OpenStack and Ceph: RBD discard

Feb 2, 2015 shan

OpenStack and Ceph: RBD space reclamation

Only Magic Card player might recognize that post picture :) (if you're interested)

I have been waiting for this for quite a while now. Discard, also called trim (with SSD), is a space reclamation mechanism that allows you to reclaim unused blocks on a disk. RBD images are sparse by default, this means that the space they occupy increase the more you write data (opposite of preallocation). So while writing on your filesystem you might end up to the end of your device.
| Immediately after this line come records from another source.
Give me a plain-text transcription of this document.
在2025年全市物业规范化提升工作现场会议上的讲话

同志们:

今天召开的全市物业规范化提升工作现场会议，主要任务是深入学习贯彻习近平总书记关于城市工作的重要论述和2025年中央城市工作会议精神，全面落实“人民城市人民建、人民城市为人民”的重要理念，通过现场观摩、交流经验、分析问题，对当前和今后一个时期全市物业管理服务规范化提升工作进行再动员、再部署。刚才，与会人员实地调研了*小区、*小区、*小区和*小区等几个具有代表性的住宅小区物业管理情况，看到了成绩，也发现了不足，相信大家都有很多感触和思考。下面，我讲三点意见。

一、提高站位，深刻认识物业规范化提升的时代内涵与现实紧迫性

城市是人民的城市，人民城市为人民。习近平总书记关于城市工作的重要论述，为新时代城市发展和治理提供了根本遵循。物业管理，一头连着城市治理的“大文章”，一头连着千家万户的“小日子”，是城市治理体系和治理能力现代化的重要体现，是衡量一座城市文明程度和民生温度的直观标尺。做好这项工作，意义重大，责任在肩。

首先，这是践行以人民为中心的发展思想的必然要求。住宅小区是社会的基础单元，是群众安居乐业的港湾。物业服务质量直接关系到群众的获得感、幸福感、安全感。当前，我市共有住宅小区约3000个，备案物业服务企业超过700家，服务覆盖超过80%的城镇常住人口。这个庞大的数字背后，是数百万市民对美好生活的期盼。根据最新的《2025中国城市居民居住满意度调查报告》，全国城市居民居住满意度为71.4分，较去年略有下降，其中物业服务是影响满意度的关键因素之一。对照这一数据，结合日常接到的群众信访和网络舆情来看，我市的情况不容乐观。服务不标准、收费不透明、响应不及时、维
On the Ceph side, no one knows what is happening on the filesystem, so we actually end up with fully allocated blocks... In the end the cluster believes that the RBD images are fully allocated. From an operator perspective, having the ability to reclaim back the space unused by your running instances is really handy.

About virtio-scsi

Virtio-scsi is a new storage interface for virtual machines. The purpose of this driver is to replace virtio-blk by bringing new capabilities to the virtual machine storage such as:

device pass-through to directly expose physical storage devices to guests
better performance and support for true SCSI device
common and standard device naming identical to the physical world thus virtualising physical applications is made easier
better scalability of the storage where virtual machines can attach more device (more LUNs etc...)

This new controller can now be added and block device can be attached to that controller.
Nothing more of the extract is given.